“I Did It My Way” is a Hong Kong cops-vs-Dark Web/Drug Trade thriller that unfolds like a tragic opera, one set to the strains of Frank Sinatra’s third biggest hit.
The action, emotions and sentimental turns in the plot are heightened, but never come close to being as over-the-top as they needed to be to come off. It’s a melodrama with cops threatening gangsters — mid SHOOT OUT, mind you — with “You’ve got 15 minutes to surrender!”
Fifteen minutes? That’s awfully generous.
A mobster screams about all he’s lost and cries in fury about why the cops and their families should be spared the same heartache.
Nobody bothers to tell him, “Because you’re a drug supplier and ruthless thug who’s tortured and executed cops, rivals and anyone in your gang who could tie you to crimes, and scores of drug users have died thanks to you.”
Cinematographer turned director Jason Kwan, who helmed the “Chasing the Dragon” thrillers, does little to lift his stock with this slick-looking/dumb sounding B-movie. But the suspense plays, I’ll give him that.

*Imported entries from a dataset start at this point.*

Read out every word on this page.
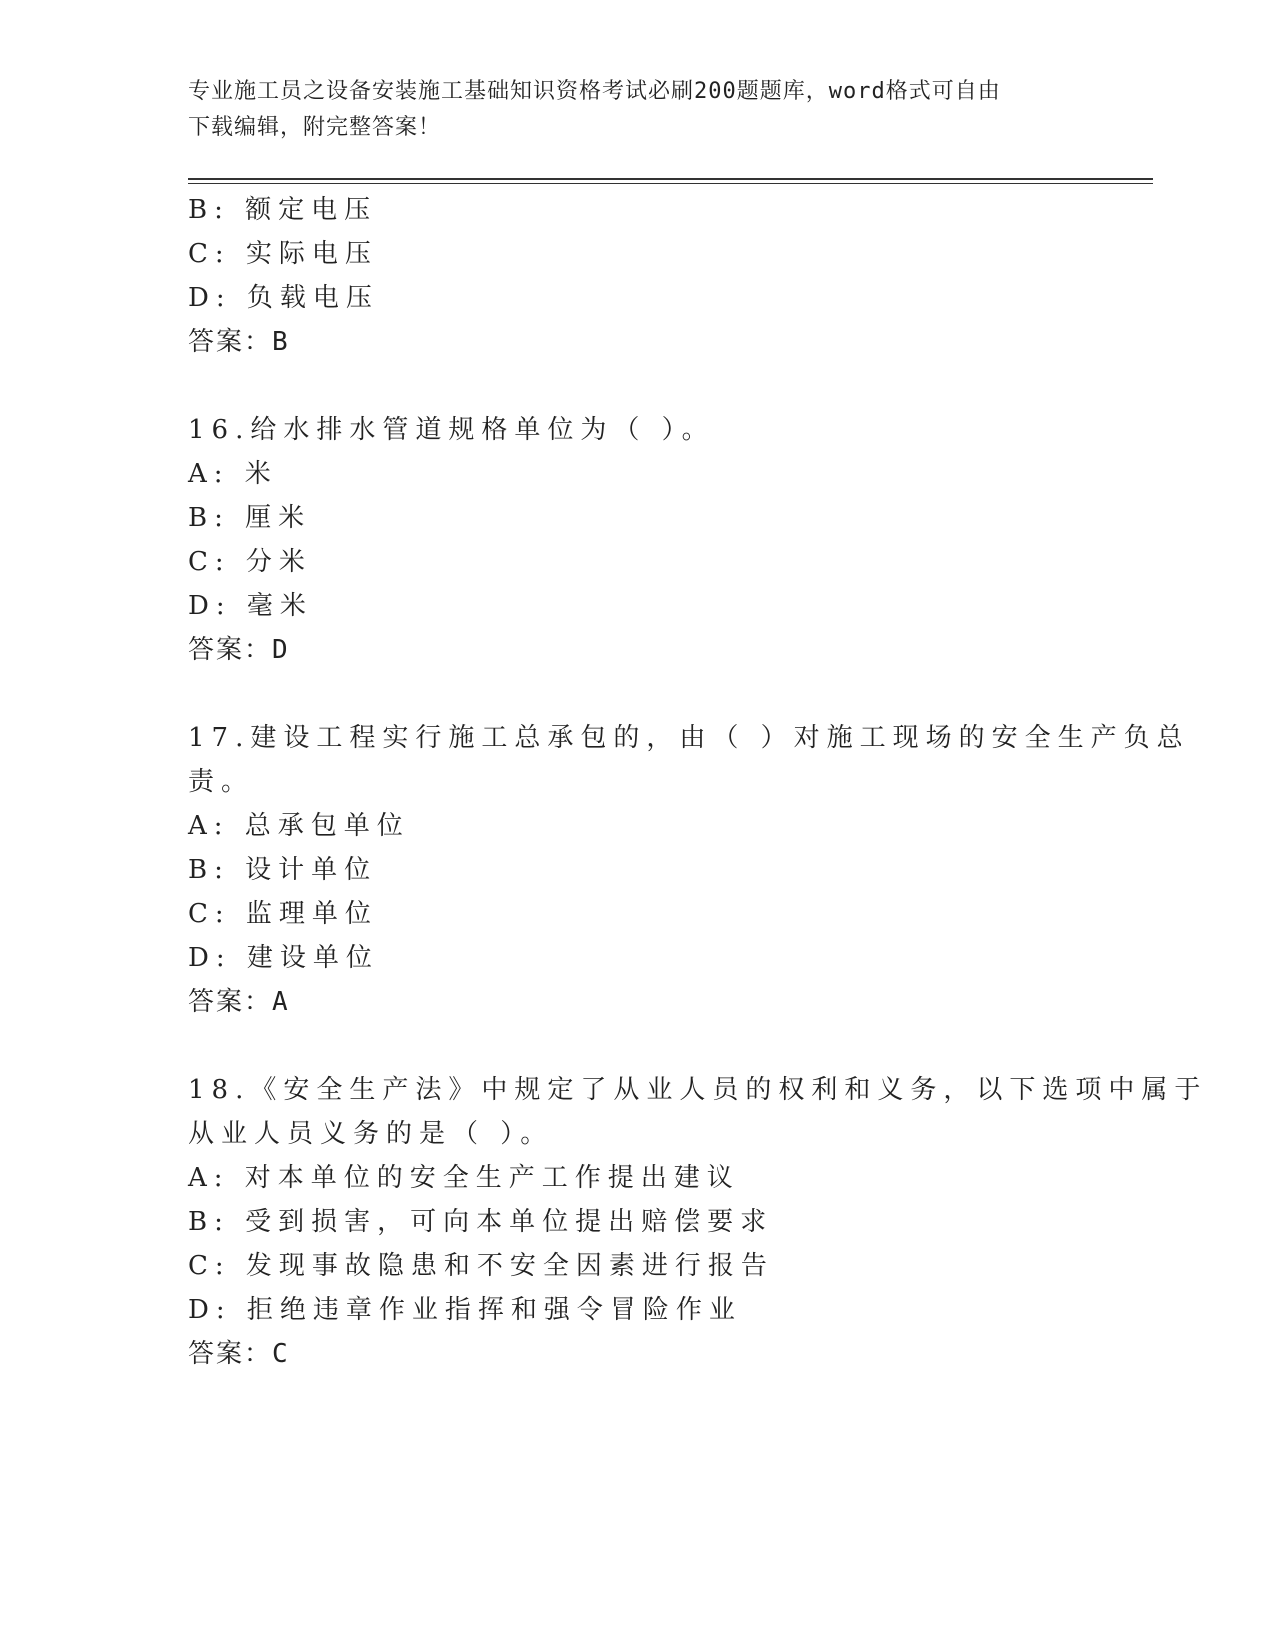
专业施工员之设备安装施工基础知识资格考试必刷200题题库，word格式可自由
下载编辑，附完整答案！
B: 额定电压
C: 实际电压
D: 负载电压
答案：B
16.给水排水管道规格单位为（ ）。
A: 米
B: 厘米
C: 分米
D: 毫米
答案：D
17.建设工程实行施工总承包的，由（ ）对施工现场的安全生产负总
责。
A: 总承包单位
B: 设计单位
C: 监理单位
D: 建设单位
答案：A
18.《安全生产法》中规定了从业人员的权利和义务，以下选项中属于
从业人员义务的是（ ）。
A: 对本单位的安全生产工作提出建议
B: 受到损害，可向本单位提出赔偿要求
C: 发现事故隐患和不安全因素进行报告
D: 拒绝违章作业指挥和强令冒险作业
答案：C
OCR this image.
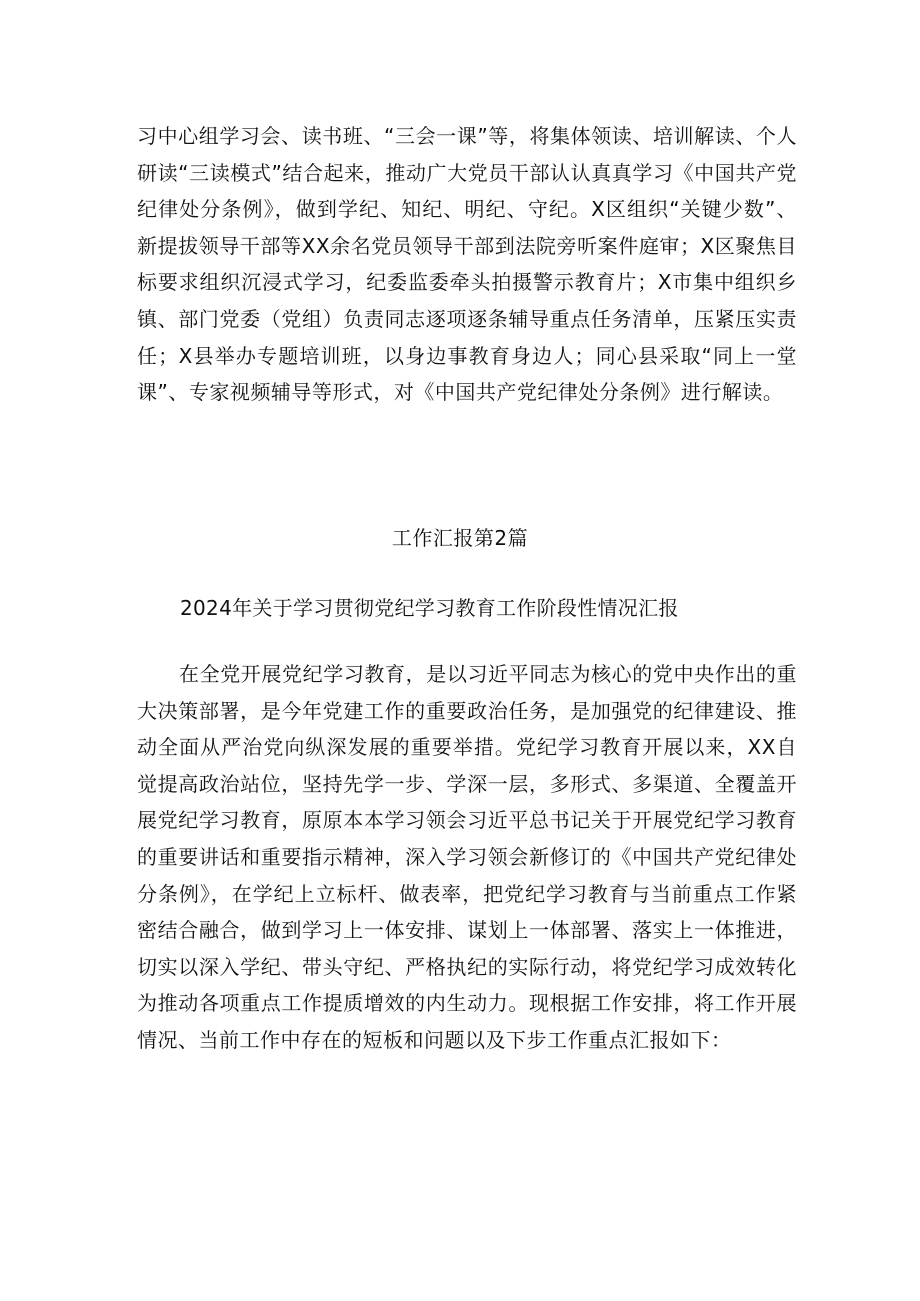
习中心组学习会、读书班、“三会一课”等，将集体领读、培训解读、个人研读“三读模式”结合起来，推动广大党员干部认认真真学习《中国共产党纪律处分条例》，做到学纪、知纪、明纪、守纪。X区组织“关键少数”、新提拔领导干部等XX余名党员领导干部到法院旁听案件庭审；X区聚焦目标要求组织沉浸式学习，纪委监委牵头拍摄警示教育片；X市集中组织乡镇、部门党委（党组）负责同志逐项逐条辅导重点任务清单，压紧压实责任；X县举办专题培训班，以身边事教育身边人；同心县采取“同上一堂课”、专家视频辅导等形式，对《中国共产党纪律处分条例》进行解读。

工作汇报第2篇

2024年关于学习贯彻党纪学习教育工作阶段性情况汇报

在全党开展党纪学习教育，是以习近平同志为核心的党中央作出的重大决策部署，是今年党建工作的重要政治任务，是加强党的纪律建设、推动全面从严治党向纵深发展的重要举措。党纪学习教育开展以来，XX自觉提高政治站位，坚持先学一步、学深一层，多形式、多渠道、全覆盖开展党纪学习教育，原原本本学习领会习近平总书记关于开展党纪学习教育的重要讲话和重要指示精神，深入学习领会新修订的《中国共产党纪律处分条例》，在学纪上立标杆、做表率，把党纪学习教育与当前重点工作紧密结合融合，做到学习上一体安排、谋划上一体部署、落实上一体推进，切实以深入学纪、带头守纪、严格执纪的实际行动，将党纪学习成效转化为推动各项重点工作提质增效的内生动力。现根据工作安排，将工作开展情况、当前工作中存在的短板和问题以及下步工作重点汇报如下：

Veteran producer and star Andy Lau (“Internal Affairs,””House of Flying Daggers”) plays the heavy, a Hong Kong lawyer named George Lam who always gets the bad guys out of jail and always keeps the “Boss” beyond the reach of the cops.
Eddie Peng (“The Rescue”) plays the intrepid People’s Republican cop on the case, heading a cyber crimes task force who’s trying to protect China from the perils of Silk Road and the unchecked flood of Colombian drugs about to be unleashed by The Dark Web.
And Ka-Tung Lam of “Ip Man” and “Limbo” is the mob’s top lieutenant, trusted by Lawyer Lam, and a “mole” the cops have inside this vast criminal enterprise.
Suspense here is provided by “Will they find out who our family man/undercover cop is?”
The film’s poorly-handled “ticking clock” comes down to scenes of the gang’s hackers and Dark Web business facilitators staying one step ahead of the over-matched cyber-police trying to prevent a flood of cocaine and “Super Molly” from pouring into China.
The mob’s code, expressed by a lieutenant who’d rather die that talk, is “Glory to those who put honor over profit. Shame to those who put profit over honor.”
The cops? They debate their “sense of purpose” when they’re not letting Lam and others off, even though they have them in custody after bloody shootouts where policemen have died.
No, they didn’t catch them “red handed” and online, which is much more serious. Apparently.
“I Did It My Way” has one fine martial arts throwdown which stands out among the utterly generic shootouts, which are numerous.
The characters are thinly sketched in, even if the leads manage something approaching two dimensional.
The film reeks of sexism, never moreso than when the mob lawyer deigns to hide his much younger pregnant bride’s (Yase Liu) eyes as bullets and mayhem rain down on them. Hey, she knew what she was marrying into. And she’s been hiding her pregnant smoking from you, chief, in case you didn’t know.
Here, that’s what amounts to a minor sin. Because when everybody on every side (Let’s not forget the Westerners supplying this trade, Colombians among them) is doing it “their” way, there really isn’t any room for judgement, negotiation or any sort of moral high ground.
Rating: unrated, graphic violence, torture, profanity
Cast: Andy Lau, Ka-Tung Lam, Yase Liu, Philip Keung, Hedwig Tam, Simon Yam and Eddie Peng.
Credits: Directed by Jason Kwan, scripted by Juan Huang and Phoebe Zhao. A Well Go USA release.